She seemed to be getting slightly better over the weekend - my mom was alone with her and they had an amazing time, "dancing" together to Michael Buble and cuddling at night. However, last night she took a turn for the worse and had several violent vomiting episodes and seemed to throw a clot in her leg, which temporarily paralyzed it. Although she only had use of three legs, she still dragged herself up to sleep with my parents. Tearfully, they took her to the vet this morning, who gently recommended that it was her time. He sedated her to make her comfortable, and my parents had some time to cuddle her before the final injection.

We knew it was coming, and I suppose that of course it doesn't make it any easier, but I still feel so crushed. In the past few days, I felt worried for her, but generally I was of the sentiment that she had a long, wonderful life, and that's how it goes. However, I was totally shocked and so, so upset to hear that it actually happened today - I really broke down when my mom asked me if I wanted to have her buried with the little blanket I knit her when I was twelve.

It's just so much of my own history wrapped up in this cat - she was there through so many pivotal moments - I swung her around in joy and cried into her fur in sorrow and anger many times. My heart is just aching for her, and it was so hard not to be part of it at all today (I live in BC and my parents live in Ontario). I'm actually going back in a week for other reasons, and it's going to be so hard to go home and not see her there.

Anyway, just wanted to share her story - she was much beloved.
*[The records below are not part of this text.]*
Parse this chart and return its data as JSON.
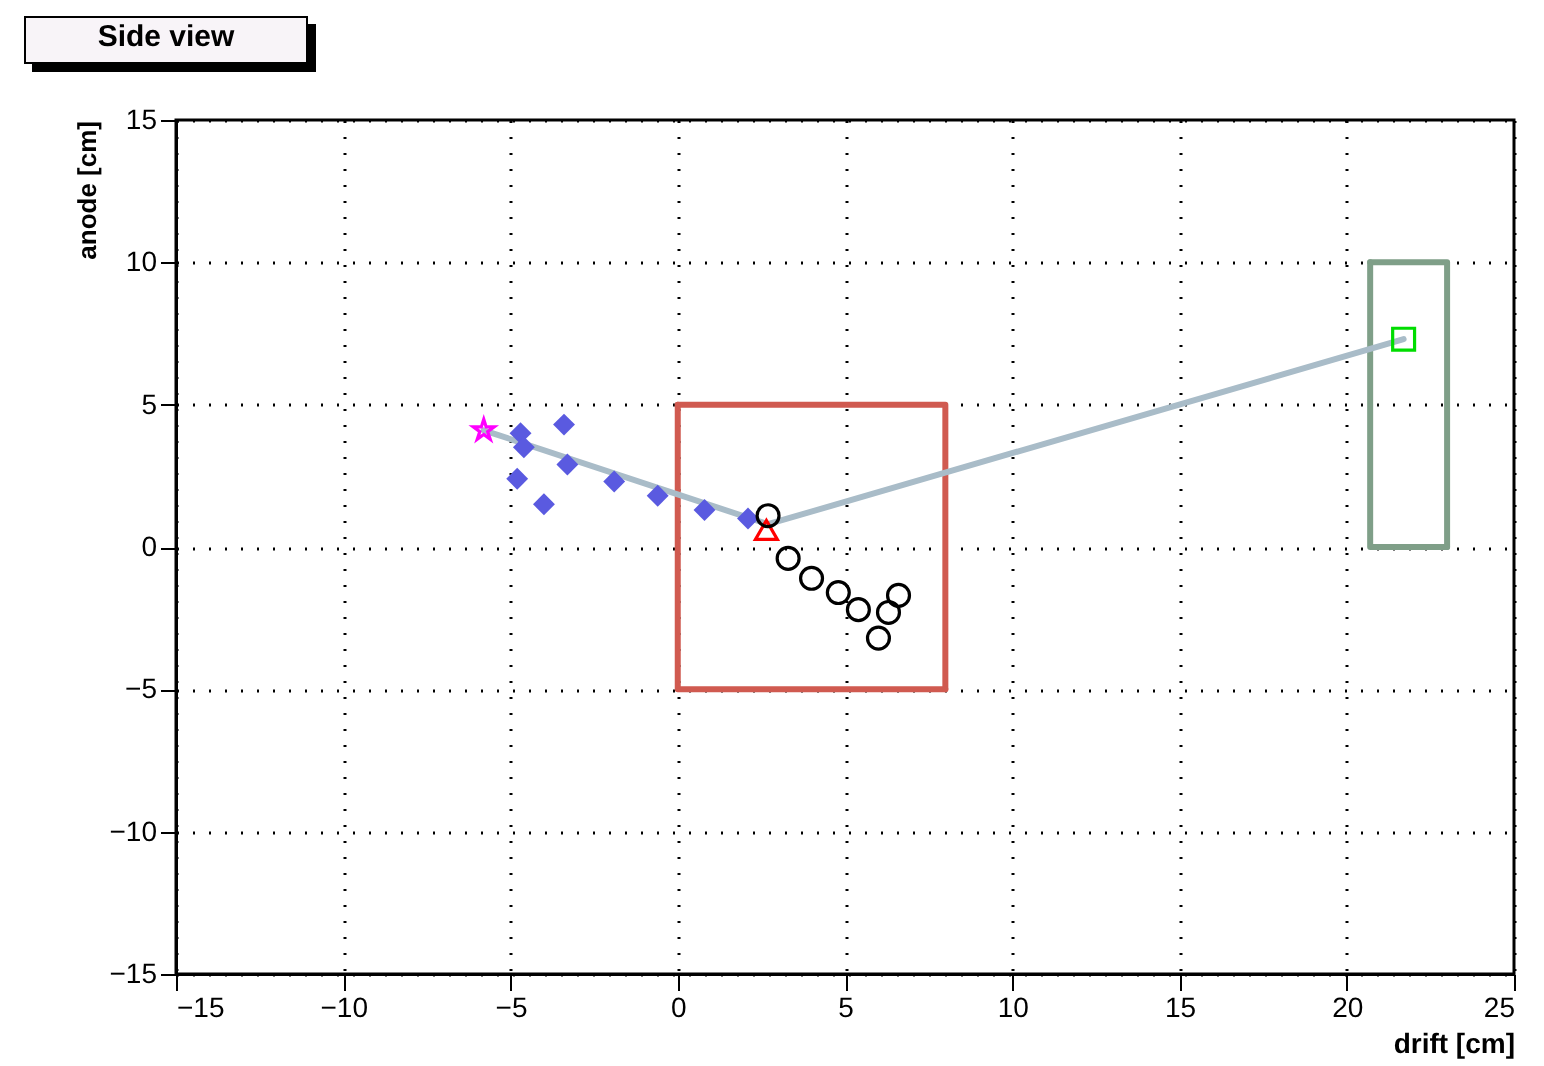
{
  "chart_data": {
    "type": "scatter",
    "title": "Side view",
    "xlabel": "drift [cm]",
    "ylabel": "anode [cm]",
    "xlim": [
      -15,
      25
    ],
    "xticks": [
      -15,
      -10,
      -5,
      0,
      5,
      10,
      15,
      20,
      25
    ],
    "ylim": [
      -15,
      15
    ],
    "yticks": [
      -15,
      -10,
      -5,
      0,
      5,
      10,
      15
    ],
    "grid": true,
    "series": [
      {
        "type": "line",
        "color": "#d05a50",
        "marker": "none",
        "x": [
          0,
          8,
          8
        ],
        "values": [
          5,
          5,
          -5
        ]
      },
      {
        "type": "line",
        "color": "#d05a50",
        "marker": "none",
        "x": [
          0,
          0,
          8
        ],
        "values": [
          5,
          -5,
          -5
        ]
      },
      {
        "type": "line",
        "color": "#7f9f88",
        "marker": "none",
        "x": [
          20.7,
          23,
          23
        ],
        "values": [
          10,
          10,
          0
        ]
      },
      {
        "type": "line",
        "color": "#7f9f88",
        "marker": "none",
        "x": [
          20.7,
          20.7,
          23
        ],
        "values": [
          10,
          0,
          0
        ]
      },
      {
        "type": "line",
        "color": "#a9bcc8",
        "marker": "none",
        "x": [
          -5.8,
          2.7,
          21.7
        ],
        "values": [
          4.1,
          0.8,
          7.3
        ]
      },
      {
        "type": "scatter",
        "color": "#5a5ae0",
        "marker": "diamond",
        "x": [
          -4.7,
          -3.4,
          -4.6,
          -4.8,
          -3.3,
          -1.9,
          -0.6,
          0.8,
          2.1,
          -4.0
        ],
        "values": [
          4.0,
          4.3,
          3.5,
          2.4,
          2.9,
          2.3,
          1.8,
          1.3,
          1.0,
          1.5
        ]
      },
      {
        "type": "scatter",
        "color": "#ff00ff",
        "marker": "star",
        "x": [
          -5.8
        ],
        "values": [
          4.1
        ]
      },
      {
        "type": "scatter",
        "color": "#ff0000",
        "marker": "triangle",
        "x": [
          2.65
        ],
        "values": [
          0.6
        ]
      },
      {
        "type": "scatter",
        "color": "#000000",
        "marker": "circle",
        "x": [
          2.7,
          3.3,
          4.0,
          4.8,
          5.4,
          6.0,
          6.6,
          6.3
        ],
        "values": [
          1.1,
          -0.4,
          -1.1,
          -1.6,
          -2.2,
          -3.2,
          -1.7,
          -2.3
        ]
      },
      {
        "type": "scatter",
        "color": "#00dd00",
        "marker": "square",
        "x": [
          21.7
        ],
        "values": [
          7.3
        ]
      }
    ]
  }
}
I love you Nikki.


----------



## marie73 (Jul 12, 2006)

It seems so rare these days that cats have a long, wonderful life with the same family. Nikki was a very, very lucky kitty, and you obviously loved each other very much. I'm so sorry for your loss. atback


----------



## Leazie (Apr 14, 2007)

It is so obvious that Nikki was a much loved and cherished member of your family. Your grief is going to be deep since she was such an amazing part of your family. 

I wish you peace as you go through this very difficult process.


----------



## SBlade77 (Oct 18, 2009)

Thank you for your thoughts and kind words.

It seems like yesterday that we picked her up at the animal shelter - she and her littermates had been left out by the side of the road in a box to be picked up for garbage. We fell in love with her as soon as we saw her - hanging at the back of the cage (she always hated other cats, ha). Our family didn't even intend to take one home with us that day, but once we saw her, she was ours - my brother and I held her on our lap for the car ride home!

Thanks again.


----------



## Jeanie (Jun 18, 2003)

What a lovely kitty she is. I can understand your grief. She was not a pet; she was a member of your family. She must have had excellent care to live to 16. She chose your family wisely. 

You will always miss her, of course, but I pray that you will remember that God knows every sparrow that falls, and He will welcome Nikki with arms of love. Someday you will see her again. God bless you with peace.


----------



## Mitts & Tess (Sep 4, 2004)

What a beautiful tribute to your beloved kitty Nikki. We are so fortunate to have journeyed with our companion animals. They are truly a gift. They are an integral part of our lives. The love and comfort, the happiness and fun they give us is so rich. I know your heart is breaking but know she is whole, healthy, happy waiting to reunite with you one day. She knew your love and the security of being a cherished member of your family, which was your gift back to her. My heart goes out to you. Run free sweet girl.


----------